Recently, my sister Mallory commented on the weirdness of her professors and how all teachers must be weird. Yes, Mallory, teachers ARE weird.
Take my high school English teacher for example. I loved her to death, but she had some weird tendencies. Homer was the classroom ghost. The smiley face on the closet mirror was done by Homer. Homer was also responsible for any papers that we turned in, but mysteriously disappeared. Staplers - a constant in any classroom; however, in this classroom they had to be kept in separate drawers because if put together they would mate. Oh, and did I mention the pet rocks?

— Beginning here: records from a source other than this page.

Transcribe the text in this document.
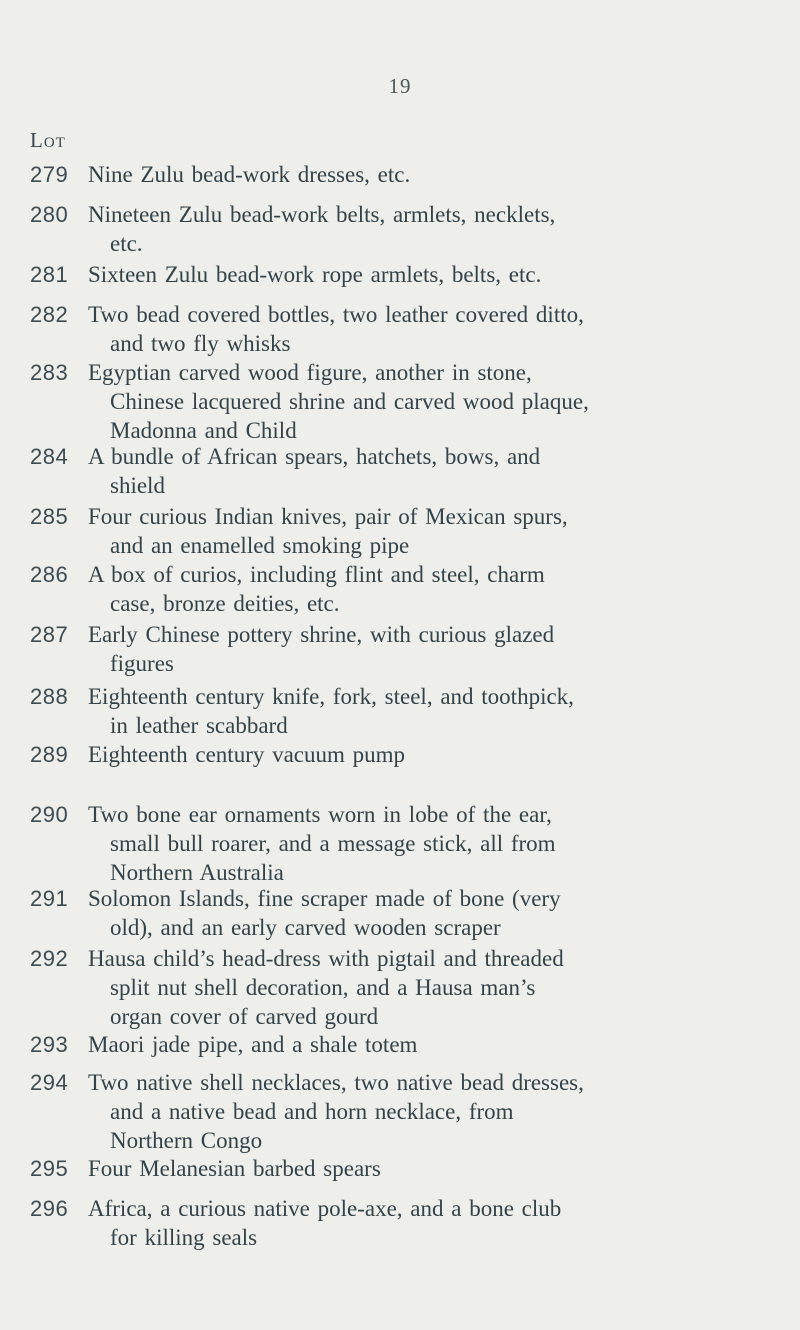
19
Lot
279 Nine Zulu bead-work dresses, etc.
280 Nineteen Zulu bead-work belts, armlets, necklets,
etc.
281 Sixteen Zulu bead-work rope armlets, belts, etc.
282 Two bead covered bottles, two leather covered ditto,
and two fly whisks
283 Egyptian carved wood figure, another in stone,
Chinese lacquered shrine and carved wood plaque,
Madonna and Child
284 A bundle of African spears, hatchets, bows, and
shield
285 Four curious Indian knives, pair of Mexican spurs,
and an enamelled smoking pipe
286 A box of curios, including flint and steel, charm
case, bronze deities, etc.
287 Early Chinese pottery shrine, with curious glazed
figures
288 Eighteenth century knife, fork, steel, and toothpick,
in leather scabbard
289 Eighteenth century vacuum pump
290 Two bone ear ornaments worn in lobe of the ear,
small bull roarer, and a message stick, all from
Northern Australia
291 Solomon Islands, fine scraper made of bone (very
old), and an early carved wooden scraper
292 Hausa child’s head-dress with pigtail and threaded
split nut shell decoration, and a Hausa man’s
organ cover of carved gourd
293 Maori jade pipe, and a shale totem
294 Two native shell necklaces, two native bead dresses,
and a native bead and horn necklace, from
Northern Congo
295 Four Melanesian barbed spears
296 Africa, a curious native pole-axe, and a bone club
for killing seals
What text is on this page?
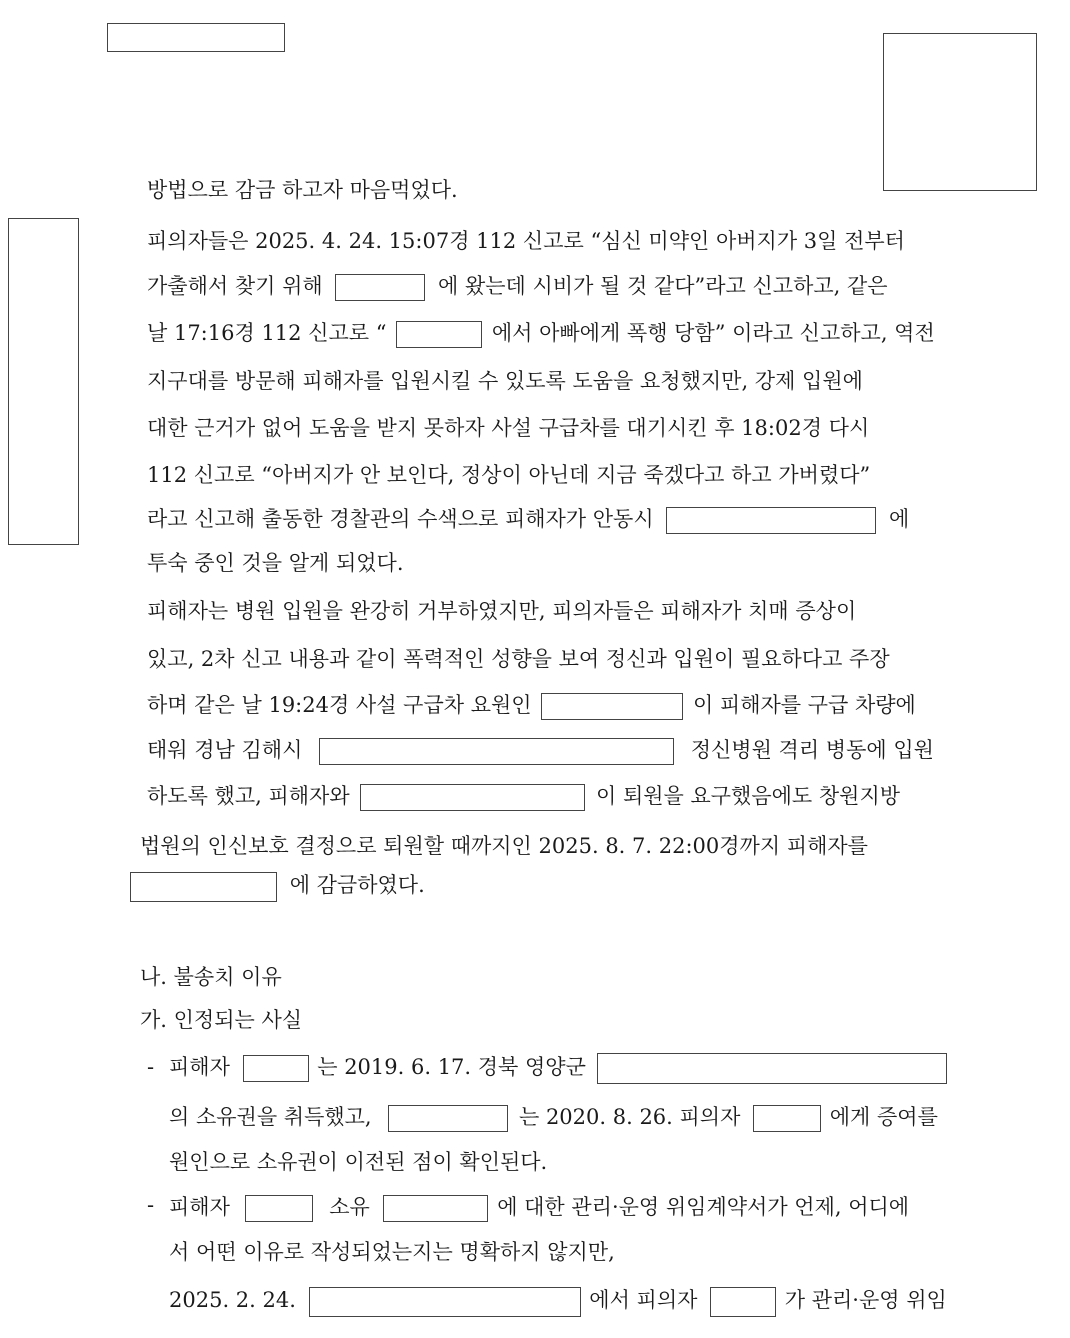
방법으로 감금 하고자 마음먹었다.
피의자들은 2025. 4. 24. 15:07경 112 신고로 “심신 미약인 아버지가 3일 전부터
가출해서 찾기 위해	에 왔는데 시비가 될 것 같다”라고 신고하고, 같은
날 17:16경 112 신고로 “	에서 아빠에게 폭행 당함” 이라고 신고하고, 역전
지구대를 방문해 피해자를 입원시킬 수 있도록 도움을 요청했지만, 강제 입원에
대한 근거가 없어 도움을 받지 못하자 사설 구급차를 대기시킨 후 18:02경 다시
112 신고로 “아버지가 안 보인다, 정상이 아닌데 지금 죽겠다고 하고 가버렸다”
라고 신고해 출동한 경찰관의 수색으로 피해자가 안동시	에
투숙 중인 것을 알게 되었다.
피해자는 병원 입원을 완강히 거부하였지만, 피의자들은 피해자가 치매 증상이
있고, 2차 신고 내용과 같이 폭력적인 성향을 보여 정신과 입원이 필요하다고 주장
하며 같은 날 19:24경 사설 구급차 요원인	이 피해자를 구급 차량에
태워 경남 김해시	정신병원 격리 병동에 입원
하도록 했고, 피해자와	이 퇴원을 요구했음에도 창원지방
법원의 인신보호 결정으로 퇴원할 때까지인 2025. 8. 7. 22:00경까지 피해자를
에 감금하였다.
나. 불송치 이유
가. 인정되는 사실
- 피해자	는 2019. 6. 17. 경북 영양군
의 소유권을 취득했고,	는 2020. 8. 26. 피의자	에게 증여를
원인으로 소유권이 이전된 점이 확인된다.
- 피해자	소유	에 대한 관리·운영 위임계약서가 언제, 어디에
서 어떤 이유로 작성되었는지는 명확하지 않지만,
2025. 2. 24.	에서 피의자	가 관리·운영 위임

My high school biology teacher was also a weird one. I loved this teacher as well. She loved animals. She had a pet boa constrictor roaming her house, ferrets, and igaunas. Yes - all in the same house. One time, she brought the ferrets to school and let them roam freely around the room. Let's just say I spent the entire class curled up in my seat so as to not let the smelly creatures crawl up my legs. What other teacher would let you play double dutch with the large intestines of a fetal pig? We had a blast that day in class.
Physics teacher was in love with Mariah Carey. Madly in love. She was the screen saver on his computer.
Chemistry teacher: Gullible! We had a water fight one day during a lab and when he realized that we were all covered in water we told him the sinks were broken. He even called maintenance. (Jen, ask Nate if he remembers that one.) Yeah, I feel bad now, but man did we have a good time. I didn't think I learned anything from this man because half the time it was teach yourself chem, but his notes got me through college chemistry.
Spanish - Oh, Senor! No comment.
7th grade history teacher had a stuffed turtle named Wombat.
6th grade teacher raised chinchillas and brought us pencils topped with their fur.
My zoology professor purposely got stung by a jellyfish because he wanted to see what it felt like.
My mentor in the biology department in college refused to sign my major until I watched his five-minute screen saver. I saw deer, owls, raccoons, and every other known animal in my parents backyard, but apparently it was mesmorizing to him. He was also a garage picker who brought his finds to class for us. I wonder what his basement looked like?
Now, you might be saying. Hey, aren't you a teacher? And the answer is yes, but I entirely admit I am weird. How else does one survive teaching seventh grade? Every once in a while, one must break out in a jig, talk to yourself, make a cheesy reference, speak funny, etc. I'm not denying being weird. We are all weird. And yes, Mallory, that means you too!